但是我继续在Haskell告诉我的地方收到错误:
[1 of 1] Compiling Mod ( Mod.hs, interpreted )
NN.hs:38:42:
Couldn't match type ‘[Float]’ with ‘Float’
Expected type: [Float]
Actual type: [[Float]]
In the second argument of ‘zip’, namely ‘bs’
In the second argument of ‘map’, namely ‘(zip ws bs)’

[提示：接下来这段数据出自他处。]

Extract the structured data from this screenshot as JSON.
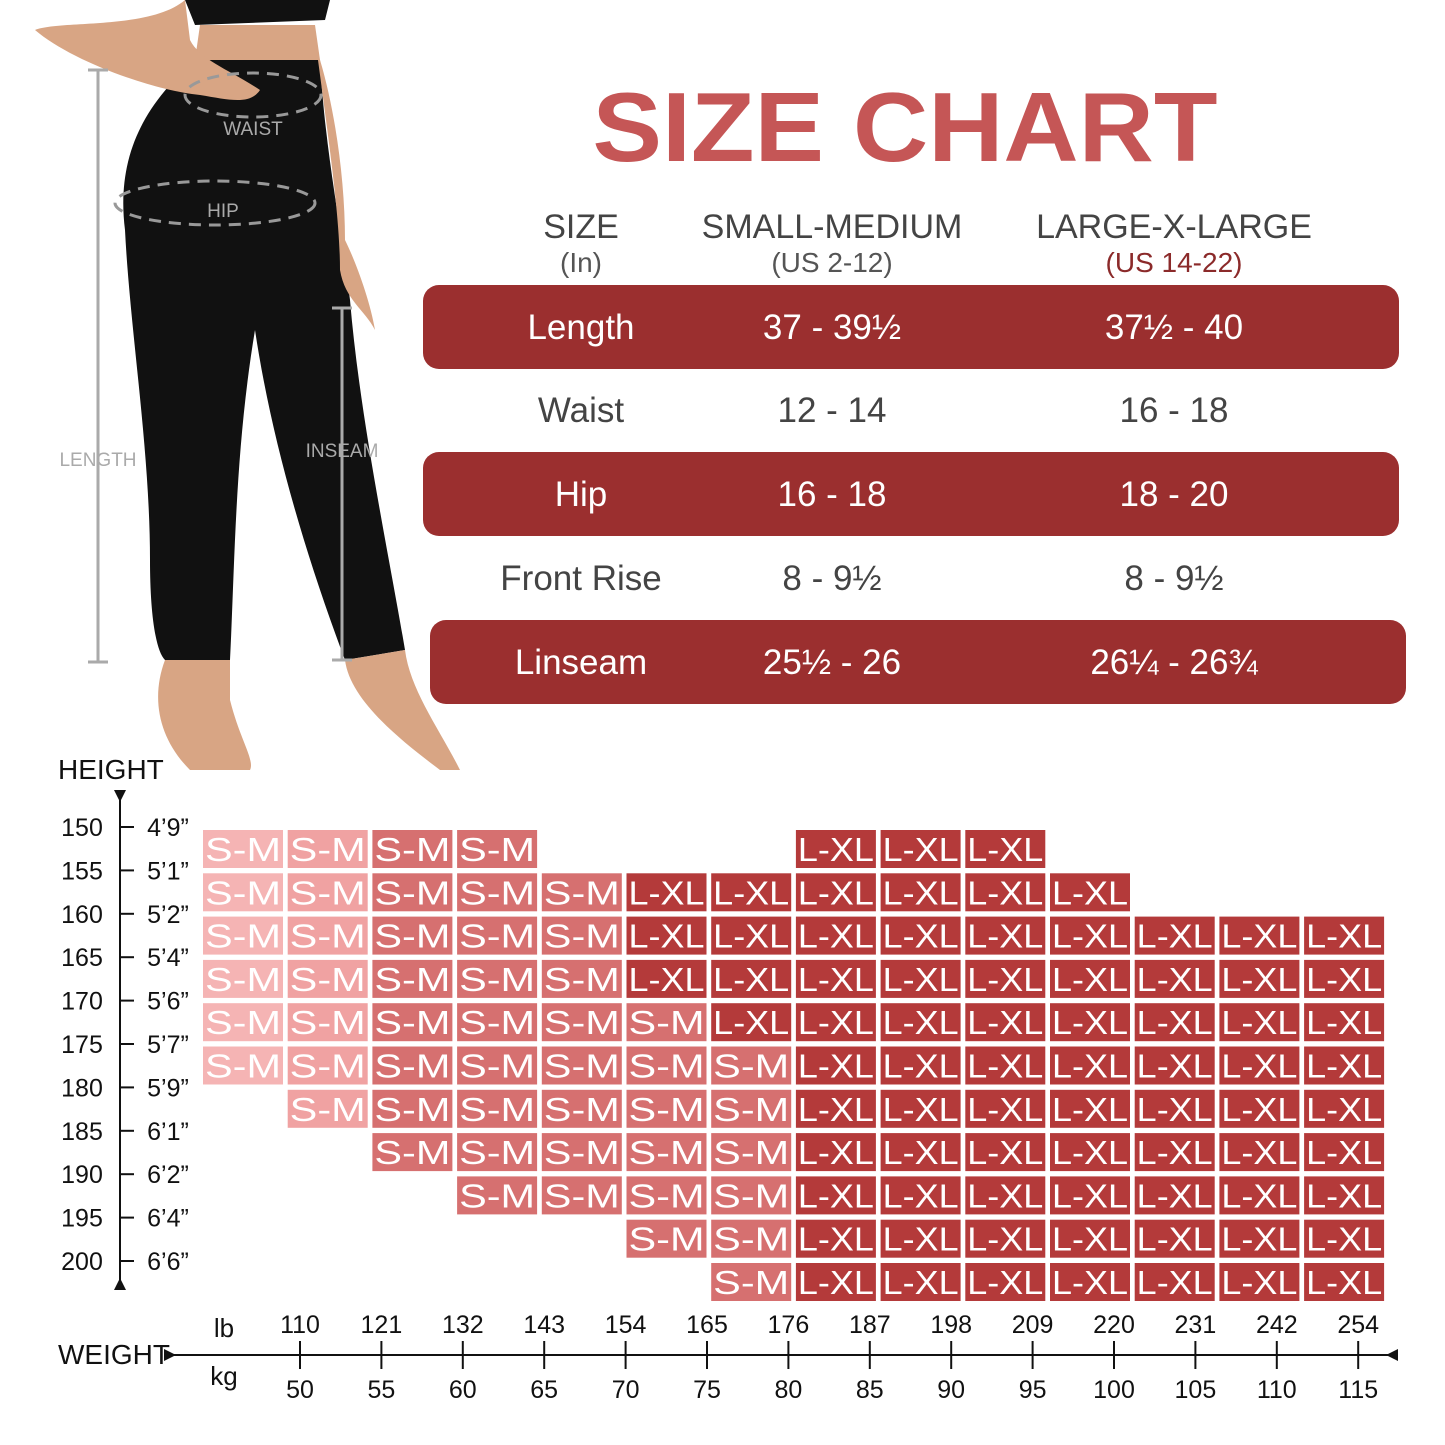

Failed, modules loaded: none.
我似乎无法弄清楚MCVE,因为这就是(kinda / sorta)试图做的事情:
feedforward :: ([[Float]], [[Float]]) -> Float -> [Float]
feedforward (ws, bs) a = map (equation a) (zip ws bs)
where equation a (w, b) = (sum $ zipWith (*) w b) + a
但实际上编译了!而我的真实代码看起来像这样:
data NNetwork = NNetwork { nlayers :: Int
, sizes :: [Int]
, biases :: [[Float]]
, weights :: [[Float]] }
deriving (Show, Ord, Eq)
toFloat x = fromIntegral x :: Float
sig :: Float -> Float
sig a = 1 / (1 + exp (-a))
feedforward :: NNetwork -> Float -> [Float]
feedforward net a = map (eq22 a) (zip ws bs)
where bs = biases net
ws = weights net
dot a b = sum $ zipWith (*) a b
rep a b = replicate (length a) b
eq22 a (w, b) = sig $ (dot w (rep w a)) + b
然而无效!
- 提前致谢
答案 0 :(得分:2)
问题是:
eq22 :: Float -> ([Float], [Float]) -> Float
eq22 a (w, b) = sig $ (dot w (rep w a)) + b
除此之外,b是[Float]并用作Float(请参阅+ b)。你的意思是b以上的某种功能吗?
此外,这些不是数组,而是列表。